La communauté internationale du ski et du snowboard connaît une vague massive d’émotions mitigées suite à l’annonce du Comité International Olympique selon laquelle le ski et le snowboard freeride en big-mountain feront officiellement leurs débuts aux Jeux d’hiver des Alpes 2030 en France. Cette décision amène une discipline qui repose entièrement sur un terrain montagneux escarpé, sauvage et non damé sur la scène sportive la plus structurée du monde, répartissant 44 places d’athlètes de manière égale entre hommes et femmes. Au lieu de courir après un chronomètre sur des parcours techniques, les coureurs olympiques seront jugés sur le choix de lignes créatives, la fluidité et le style technique, en utilisant les falaises et les chutes naturelles comme toile brute. Bien que cette inclusion marque le point culminant d’un voyage de trois décennies depuis le développement du sport dans les années 1990, accéléré par l’acquisition du Freeride World Tour par la Fédération internationale de ski et de snowboard en 2022, elle a déclenché un débat intense et polarisant parmi les riders d’élite du monde sur la question de savoir si la machine olympique finira par préserver ou détruire l’âme du freeride.

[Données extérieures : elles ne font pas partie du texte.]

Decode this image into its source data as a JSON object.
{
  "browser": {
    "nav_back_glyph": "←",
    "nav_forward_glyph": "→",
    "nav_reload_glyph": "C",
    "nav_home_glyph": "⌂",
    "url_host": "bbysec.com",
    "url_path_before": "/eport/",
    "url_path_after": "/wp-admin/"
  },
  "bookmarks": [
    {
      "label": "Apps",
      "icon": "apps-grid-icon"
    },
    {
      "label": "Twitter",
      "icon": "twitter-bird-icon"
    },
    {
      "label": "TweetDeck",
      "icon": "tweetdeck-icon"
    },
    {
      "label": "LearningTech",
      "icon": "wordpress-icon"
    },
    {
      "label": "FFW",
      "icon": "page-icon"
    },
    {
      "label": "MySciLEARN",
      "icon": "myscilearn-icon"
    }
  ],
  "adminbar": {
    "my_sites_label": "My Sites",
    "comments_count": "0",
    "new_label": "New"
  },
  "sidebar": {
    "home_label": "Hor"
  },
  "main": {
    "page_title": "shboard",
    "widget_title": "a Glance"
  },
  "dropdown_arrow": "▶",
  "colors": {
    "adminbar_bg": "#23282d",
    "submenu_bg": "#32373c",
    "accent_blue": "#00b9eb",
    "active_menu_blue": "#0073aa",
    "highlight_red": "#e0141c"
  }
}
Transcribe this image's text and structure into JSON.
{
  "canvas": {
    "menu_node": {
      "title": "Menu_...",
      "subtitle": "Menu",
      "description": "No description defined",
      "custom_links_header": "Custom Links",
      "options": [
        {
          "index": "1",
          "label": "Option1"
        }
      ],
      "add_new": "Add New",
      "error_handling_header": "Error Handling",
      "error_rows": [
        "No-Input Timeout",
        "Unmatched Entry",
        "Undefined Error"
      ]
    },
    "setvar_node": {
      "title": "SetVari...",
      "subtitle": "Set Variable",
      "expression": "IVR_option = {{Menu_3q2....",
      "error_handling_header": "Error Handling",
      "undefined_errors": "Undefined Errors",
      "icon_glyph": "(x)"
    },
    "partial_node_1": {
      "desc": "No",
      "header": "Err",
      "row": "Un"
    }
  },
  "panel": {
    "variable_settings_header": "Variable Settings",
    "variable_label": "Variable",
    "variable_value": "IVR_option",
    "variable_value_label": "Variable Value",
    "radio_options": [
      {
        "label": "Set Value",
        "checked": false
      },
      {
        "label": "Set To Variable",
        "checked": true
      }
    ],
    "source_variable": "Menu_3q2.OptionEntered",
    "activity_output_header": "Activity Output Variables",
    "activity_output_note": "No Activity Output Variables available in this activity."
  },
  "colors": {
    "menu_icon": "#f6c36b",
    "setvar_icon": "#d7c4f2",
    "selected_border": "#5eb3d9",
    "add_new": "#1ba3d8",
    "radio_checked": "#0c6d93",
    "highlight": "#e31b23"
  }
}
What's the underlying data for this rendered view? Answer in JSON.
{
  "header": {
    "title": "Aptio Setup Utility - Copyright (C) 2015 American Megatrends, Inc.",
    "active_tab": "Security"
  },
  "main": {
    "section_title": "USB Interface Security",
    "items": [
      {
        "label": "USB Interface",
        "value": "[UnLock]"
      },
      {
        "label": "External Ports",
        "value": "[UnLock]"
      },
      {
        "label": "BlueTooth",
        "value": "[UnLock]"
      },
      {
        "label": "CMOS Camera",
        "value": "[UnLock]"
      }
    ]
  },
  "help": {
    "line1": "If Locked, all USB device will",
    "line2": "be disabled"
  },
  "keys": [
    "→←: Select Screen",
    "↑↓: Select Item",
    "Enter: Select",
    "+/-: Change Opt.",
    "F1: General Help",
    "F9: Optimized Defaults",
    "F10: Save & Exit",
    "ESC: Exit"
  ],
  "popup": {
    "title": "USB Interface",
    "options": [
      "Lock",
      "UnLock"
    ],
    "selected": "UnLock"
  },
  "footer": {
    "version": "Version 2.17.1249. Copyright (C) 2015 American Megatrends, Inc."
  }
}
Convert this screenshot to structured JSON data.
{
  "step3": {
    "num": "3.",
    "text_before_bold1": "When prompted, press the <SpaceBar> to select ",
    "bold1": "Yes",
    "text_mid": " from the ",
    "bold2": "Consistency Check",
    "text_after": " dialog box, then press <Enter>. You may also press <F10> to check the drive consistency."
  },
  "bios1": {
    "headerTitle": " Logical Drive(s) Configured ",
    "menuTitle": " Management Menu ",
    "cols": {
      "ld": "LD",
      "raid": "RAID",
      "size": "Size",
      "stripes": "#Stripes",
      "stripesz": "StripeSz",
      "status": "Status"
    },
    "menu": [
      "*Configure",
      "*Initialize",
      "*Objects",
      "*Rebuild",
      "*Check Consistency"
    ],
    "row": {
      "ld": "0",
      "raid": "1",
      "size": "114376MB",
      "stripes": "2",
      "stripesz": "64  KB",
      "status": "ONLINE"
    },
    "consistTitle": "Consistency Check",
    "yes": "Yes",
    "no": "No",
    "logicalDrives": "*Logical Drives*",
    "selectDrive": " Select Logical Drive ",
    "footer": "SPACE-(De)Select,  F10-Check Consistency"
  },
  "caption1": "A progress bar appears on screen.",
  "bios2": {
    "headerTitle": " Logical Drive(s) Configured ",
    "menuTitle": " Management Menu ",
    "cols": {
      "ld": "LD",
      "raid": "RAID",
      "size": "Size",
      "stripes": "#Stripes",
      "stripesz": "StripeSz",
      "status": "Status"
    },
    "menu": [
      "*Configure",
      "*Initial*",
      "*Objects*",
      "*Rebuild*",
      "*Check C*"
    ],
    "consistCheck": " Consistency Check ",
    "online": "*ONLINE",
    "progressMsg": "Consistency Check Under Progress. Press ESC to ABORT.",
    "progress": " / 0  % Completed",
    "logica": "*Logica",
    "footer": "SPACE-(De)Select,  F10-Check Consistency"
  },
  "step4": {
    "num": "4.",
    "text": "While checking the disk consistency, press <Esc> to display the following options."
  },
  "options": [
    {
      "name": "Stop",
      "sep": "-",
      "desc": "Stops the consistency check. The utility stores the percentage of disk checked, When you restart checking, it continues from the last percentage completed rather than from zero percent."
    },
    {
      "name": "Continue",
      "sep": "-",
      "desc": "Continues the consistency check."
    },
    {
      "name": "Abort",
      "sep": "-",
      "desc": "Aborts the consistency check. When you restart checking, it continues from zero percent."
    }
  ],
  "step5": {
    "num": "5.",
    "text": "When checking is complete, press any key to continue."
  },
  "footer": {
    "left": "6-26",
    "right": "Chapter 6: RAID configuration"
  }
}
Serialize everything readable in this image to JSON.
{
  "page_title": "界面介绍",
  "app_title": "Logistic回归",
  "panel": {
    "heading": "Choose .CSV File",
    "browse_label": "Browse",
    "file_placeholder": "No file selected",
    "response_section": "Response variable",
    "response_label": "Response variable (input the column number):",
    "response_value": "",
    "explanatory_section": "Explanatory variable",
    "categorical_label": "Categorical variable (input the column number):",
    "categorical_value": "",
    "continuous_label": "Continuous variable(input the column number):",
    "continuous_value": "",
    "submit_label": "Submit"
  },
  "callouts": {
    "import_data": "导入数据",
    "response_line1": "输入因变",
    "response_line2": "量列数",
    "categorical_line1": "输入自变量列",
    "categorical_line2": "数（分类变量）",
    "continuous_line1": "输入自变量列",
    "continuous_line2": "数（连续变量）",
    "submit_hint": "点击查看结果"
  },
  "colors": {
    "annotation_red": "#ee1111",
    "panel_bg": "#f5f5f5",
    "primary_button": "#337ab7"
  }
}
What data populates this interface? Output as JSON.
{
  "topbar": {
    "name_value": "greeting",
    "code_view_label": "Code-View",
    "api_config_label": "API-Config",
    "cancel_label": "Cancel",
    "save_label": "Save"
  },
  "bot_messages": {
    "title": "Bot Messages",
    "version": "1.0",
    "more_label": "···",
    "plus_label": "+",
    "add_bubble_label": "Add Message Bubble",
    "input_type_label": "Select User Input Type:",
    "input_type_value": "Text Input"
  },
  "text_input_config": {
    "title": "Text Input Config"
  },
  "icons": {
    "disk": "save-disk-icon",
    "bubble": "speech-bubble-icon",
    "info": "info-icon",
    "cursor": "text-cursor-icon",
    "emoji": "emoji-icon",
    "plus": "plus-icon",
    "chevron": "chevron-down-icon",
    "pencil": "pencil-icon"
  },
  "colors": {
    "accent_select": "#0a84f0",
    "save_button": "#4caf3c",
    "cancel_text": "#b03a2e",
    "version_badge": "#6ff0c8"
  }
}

Dans un article explorant l’accueil mitigé au sein de la communauté, le média français Outside.fr a capturé la division immédiate au sein du sport. Outside.fr rapporte : « Quelques heures après l’entrée officielle du ski et du snowboard freeride au programme des Jeux olympiques d’hiver de 2030, l’enthousiasme est au rendez-vous. C’est « une reconnaissance historique », « un immense privilège » et une « nouvelle incroyable » pour une discipline longtemps restée à l’écart des institutions sportives, louent tour à tour Marion Haerty, Lou Barin et Victor de le Rue. S’ils partagent tous quelques réserves sur le cadre plus réglementé imposé par l’Olympisme, seul l’Italien Markus Eder a ouvertement exprimé sa déception. Pour lui, l’entrée de la discipline aux JO risque de lui faire perdre la liberté qui a façonné le freeride depuis ses débuts.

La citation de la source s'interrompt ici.